- Born: Philadelphia, Pennsylvania
- Education: Penn State University
- Occupation: Television meteorologist
- Years active: 1982–2024
- Employer(s): WGAL (Lancaster, PA)
- Spouse: Denise Calhoun
- Children: 4
- Awards: Seal of Approval from NWS (1984), Induction at Mid-Silver Circle Emmy Awards (2024), WGAL Hall of Fame (2025)

= Joe Calhoun =

American weather meteorologist

Joe Calhoun is a retired American television meteorologist and weather journalist. He had a 40-year career as a meteorologist forecasting the weather, working for Hearst Television's KETV in Omaha, Nebraska, from 1983 to 1987, and at its sister station WGAL in Lancaster, Pennsylvania, as chief meteorologist from 1987 to 2024. He was a member of the American Meteorological Society. He was also involved in fundraising for the Salvation Army and WGAL's Coats for Kids Telethon and was a spokesperson for the Salvation Army's public service announcements for the telethon, until he retired from broadcast meteorology. He remains with WGAL, focusing on special projects and other stories, such as WGAL's weather outlook specials for each season every year.

==Early life and education==
Calhoun graduated from Frankford High School in 1976 and Penn State University in 1981. His interest in meteorology began when he went fishing with his father on the Jersey Shore. When Calhoun was a high school student, he took lessons at the Franklin Institute about weather. He examined satellite imagery and maps during his study, which further increased his interest in meteorology. He was an adjunct professor at Millersville University since 1990, where he taught broadcast meteorology in the Department of Earth and Sciences.

==Career==
A Philadelphia native, Calhoun began his career at Freese-Notis Weather company in Des Moines, Iowa after graduating from his alma mater Penn State University, before moving to Hearst Television's KETV in Omaha, Nebraska, in 1983, where he was an on-air meteorologist for the morning and weekend newscasts.
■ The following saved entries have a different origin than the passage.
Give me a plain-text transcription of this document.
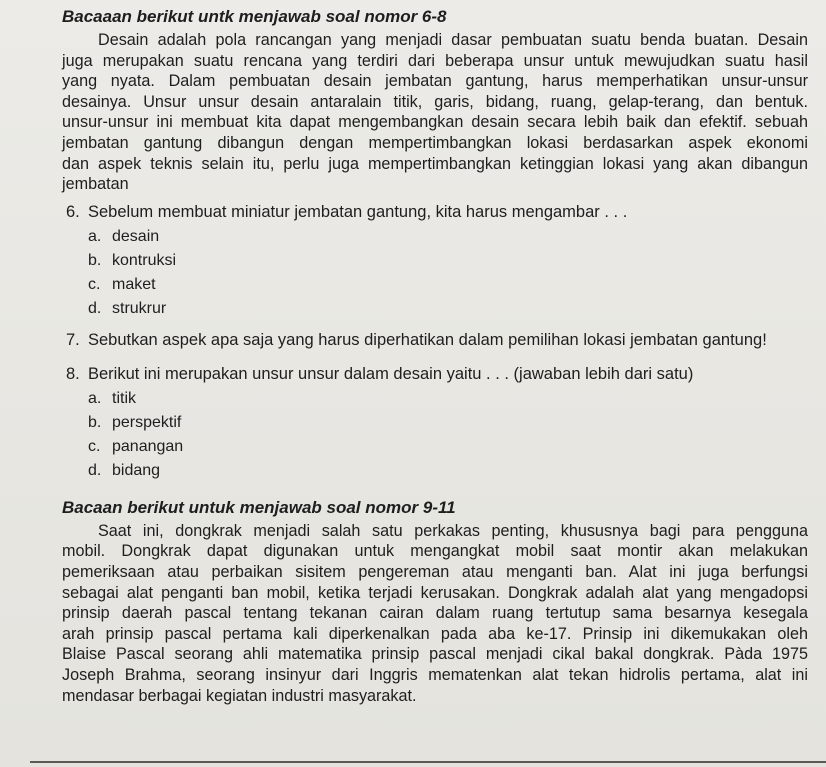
Bacaaan berikut untk menjawab soal nomor 6-8
Desain adalah pola rancangan yang menjadi dasar pembuatan suatu benda buatan. Desain
juga merupakan suatu rencana yang terdiri dari beberapa unsur untuk mewujudkan suatu hasil
yang nyata. Dalam pembuatan desain jembatan gantung, harus memperhatikan unsur-unsur
desainya. Unsur unsur desain antaralain titik, garis, bidang, ruang, gelap-terang, dan bentuk.
unsur-unsur ini membuat kita dapat mengembangkan desain secara lebih baik dan efektif. sebuah
jembatan gantung dibangun dengan mempertimbangkan lokasi berdasarkan aspek ekonomi
dan aspek teknis selain itu, perlu juga mempertimbangkan ketinggian lokasi yang akan dibangun
jembatan
6. Sebelum membuat miniatur jembatan gantung, kita harus mengambar . . .
a. desain
b. kontruksi
c. maket
d. strukrur
7. Sebutkan aspek apa saja yang harus diperhatikan dalam pemilihan lokasi jembatan gantung!
8. Berikut ini merupakan unsur unsur dalam desain yaitu . . . (jawaban lebih dari satu)
a. titik
b. perspektif
c. panangan
d. bidang
Bacaan berikut untuk menjawab soal nomor 9-11
Saat ini, dongkrak menjadi salah satu perkakas penting, khususnya bagi para pengguna
mobil. Dongkrak dapat digunakan untuk mengangkat mobil saat montir akan melakukan
pemeriksaan atau perbaikan sisitem pengereman atau menganti ban. Alat ini juga berfungsi
sebagai alat penganti ban mobil, ketika terjadi kerusakan. Dongkrak adalah alat yang mengadopsi
prinsip daerah pascal tentang tekanan cairan dalam ruang tertutup sama besarnya kesegala
arah prinsip pascal pertama kali diperkenalkan pada aba ke-17. Prinsip ini dikemukakan oleh
Blaise Pascal seorang ahli matematika prinsip pascal menjadi cikal bakal dongkrak. Pàda 1975
Joseph Brahma, seorang insinyur dari Inggris mematenkan alat tekan hidrolis pertama, alat ini
mendasar berbagai kegiatan industri masyarakat.
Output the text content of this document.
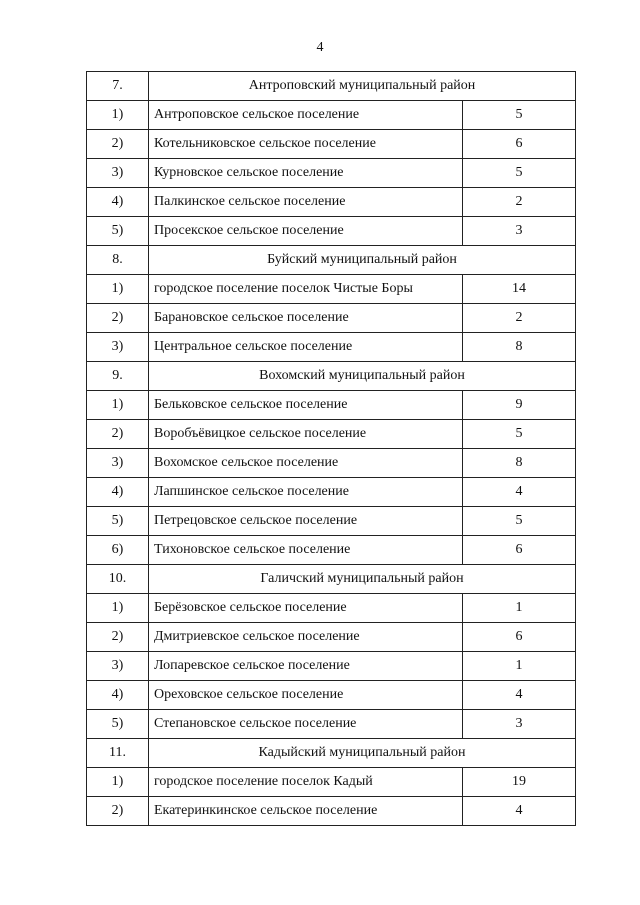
4
7.	Антроповский муниципальный район	
1)	Антроповское сельское поселение	5
2)	Котельниковское сельское поселение	6
3)	Курновское сельское поселение	5
4)	Палкинское сельское поселение	2
5)	Просекское сельское поселение	3
8.	Буйский муниципальный район	
1)	городское поселение поселок Чистые Боры	14
2)	Барановское сельское поселение	2
3)	Центральное сельское поселение	8
9.	Вохомский муниципальный район	
1)	Бельковское сельское поселение	9
2)	Воробъёвицкое сельское поселение	5
3)	Вохомское сельское поселение	8
4)	Лапшинское сельское поселение	4
5)	Петрецовское сельское поселение	5
6)	Тихоновское сельское поселение	6
10.	Галичский муниципальный район	
1)	Берёзовское сельское поселение	1
2)	Дмитриевское сельское поселение	6
3)	Лопаревское сельское поселение	1
4)	Ореховское сельское поселение	4
5)	Степановское сельское поселение	3
11.	Кадыйский муниципальный район	
1)	городское поселение поселок Кадый	19
2)	Екатеринкинское сельское поселение	4
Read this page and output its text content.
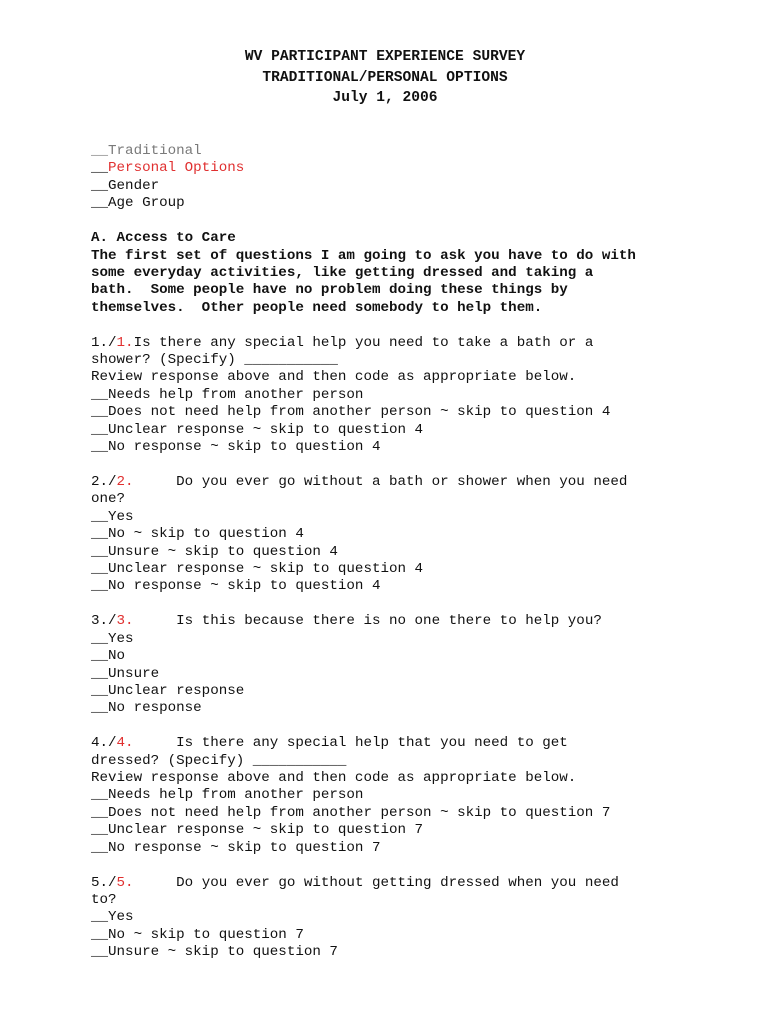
WV PARTICIPANT EXPERIENCE SURVEY
TRADITIONAL/PERSONAL OPTIONS
July 1, 2006
__Traditional
__Personal Options
__Gender
__Age Group
A. Access to Care
The first set of questions I am going to ask you have to do with
some everyday activities, like getting dressed and taking a
bath.  Some people have no problem doing these things by
themselves.  Other people need somebody to help them.
1./1.Is there any special help you need to take a bath or a
shower? (Specify) ___________
Review response above and then code as appropriate below.
__Needs help from another person
__Does not need help from another person ~ skip to question 4
__Unclear response ~ skip to question 4
__No response ~ skip to question 4
2./2.     Do you ever go without a bath or shower when you need
one?
__Yes
__No ~ skip to question 4
__Unsure ~ skip to question 4
__Unclear response ~ skip to question 4
__No response ~ skip to question 4
3./3.     Is this because there is no one there to help you?
__Yes
__No
__Unsure
__Unclear response
__No response
4./4.     Is there any special help that you need to get
dressed? (Specify) ___________
Review response above and then code as appropriate below.
__Needs help from another person
__Does not need help from another person ~ skip to question 7
__Unclear response ~ skip to question 7
__No response ~ skip to question 7
5./5.     Do you ever go without getting dressed when you need
to?
__Yes
__No ~ skip to question 7
__Unsure ~ skip to question 7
In 1987, he then moved to join sister station WGAL in Lancaster, Pennsylvania, as a weather anchor, reporter, and meteorologist replacing WGAL weatherman Tony Cavalier. In 1989, following the departure of WGAL chief meteorologist Rob Dixon, Calhoun was promoted to chief meteorologist. He provided the weather forecasts for the Susquehanna Valley, which aired on News 8 Today in the mornings and News 8 at Noon. He even got a chance to interview Willard Scott who was visiting the Susquehanna Valley in 1989.

In 2013, following the retirement of WGAL meteorologist Doug Allen, Calhoun was assigned to cover the weather forecasts for News 8 at 4:30, 5, 5:30, 6, 10, and 11 in the evenings while meteorologist Christine Ferriera took Calhoun's spot in the mornings.

In 2020, Calhoun, with the help of WGAL, set up a studio in a room of his house where he remotely presented the weather due to the COVID-19 pandemic.

On January 4, 2024, Calhoun announced his retirement from WGAL after 40 years with the station's parent company, Hearst TV, and 36 years spent at WGAL, but also said he would still be around News 8 to do special projects and other stories, and contribute to WGAL's Weather Outlook specials. His last day was set for January 19, 2024.

On January 11, 2024, he announced on that day's News 8 Today edition that his friend and colleague Christine Ferriera would be taking his place as chief meteorologist after he retires. Calhoun retired on January 19, 2024.

He returned to WGAL to help celebrate the station's 75th anniversary. He returned to help cover the 2024 U.S. Women's Open.

He returned on News 8 to report on the fall foliage outlook.

==Personal life==
Calhoun is married to his wife, Denise, and the married couple has four children and seven grandchildren. Calhoun and his son cook as a hobby.

==Awards and recognition==
In 2024, on the day he retired, Calhoun's daughter presented to her father that the Lancaster mayor will proclamate January 20th as "Joe Calhoun Day", and he was honored by state lawmakers for his 36 years at WGAL. He was inducted into the Silver Circle Society at the Mid-Atlantic Emmy Awards for his 41-year career in broadcast meteorology.